Todavia, em Portugal ainda não houve experiências positivas da passagem de gente dos negócios pelos governos. À direita, as coisas podiam estar melhor, mas o peso do Estado nos grandes negócios faz com que essas passagens dificilmente sejam profícuas. À esquerda, praticamente não há passagens de nota e o que há é a recorrente e excessiva admiração de alguns ministros pela malta dos negócios, como aconteceu já com dois ou três ministros da Economia.

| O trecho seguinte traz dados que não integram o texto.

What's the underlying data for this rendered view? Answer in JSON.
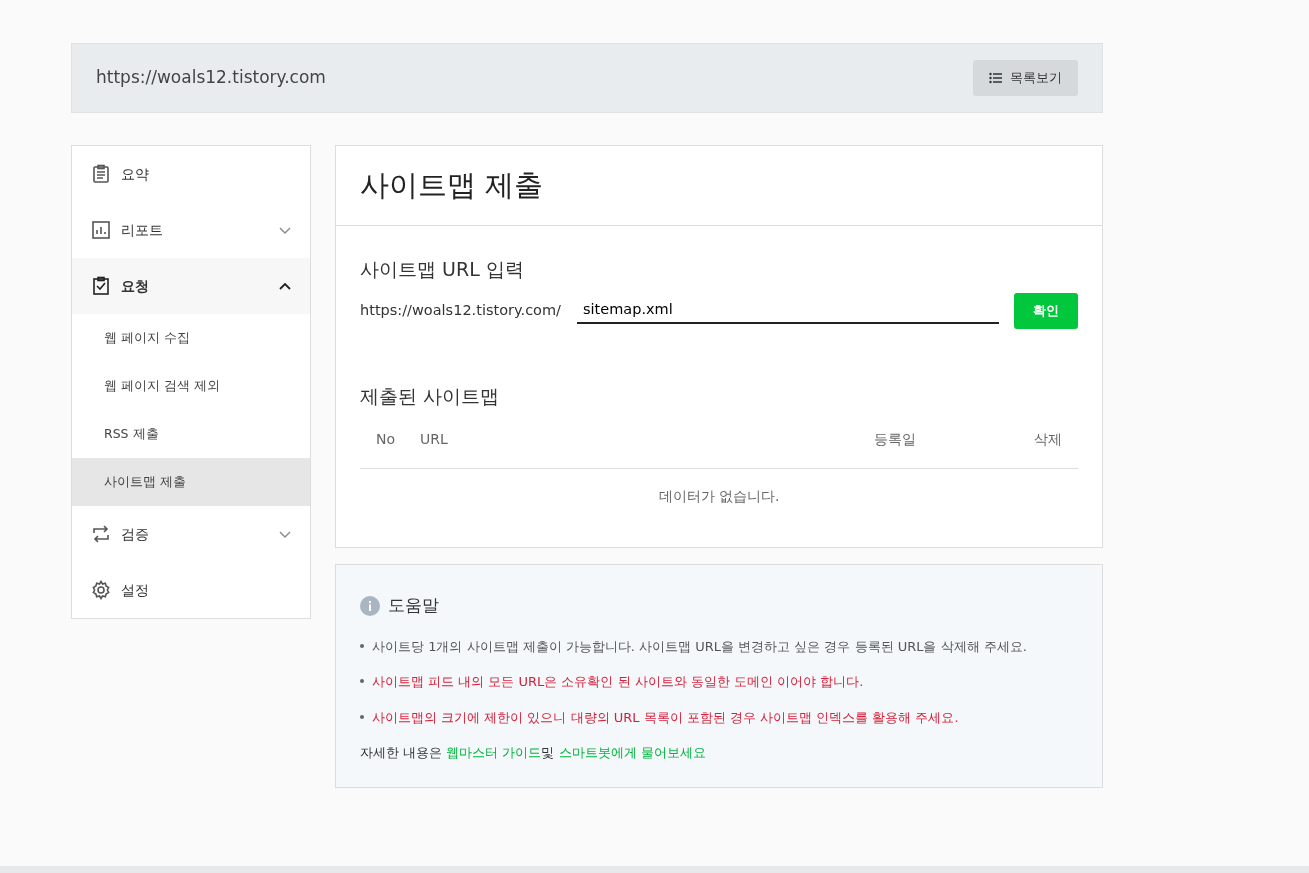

Mas o governo português, em matéria económica e financeira, já tem pouco a dizer. É por isso que os silêncios de Teixeira dos Santos são uma boa demonstração da sua sapiência. A gestão das Finanças está espartilhada (e bem) pelas regras monetárias. A gestão da economia está limitada pela legislação comunitária.

E na União Europeia? O que se nota sobretudo é o silêncio da Comissão, que não tem usado as alavancas de governo de que apesar de tudo dispõe, relegando-se para um segundo plano perante o Banco Central Europeu. Contudo, o futuro terá de ser diferente deste passado recente.

Por agora, a falta de governo europeu faz-se sentir menos. É mais fácil aqui evitar a catástrofe financeira. A Europa é mais experiente em matérias bancárias e financeiras do que os EUA. E os estados membros da UE estão, eles próprios, a tomar conta da situação, com cooperação entre alguns deles.

Todavia, evitar a catástrofe financeira não será suficiente. Um dia, a Europa terá de olhar novamente para o crescimento e para o emprego. Nessa altura, fará falta mais governo.

Governo moderno, claro, com a contribuição de políticos, macro-economistas e homens de negócios. Algo que a CEE, aliás, bem conheceu nos seus primórdios. E que os Estados Unidos, pelos vistos, nunca perderam.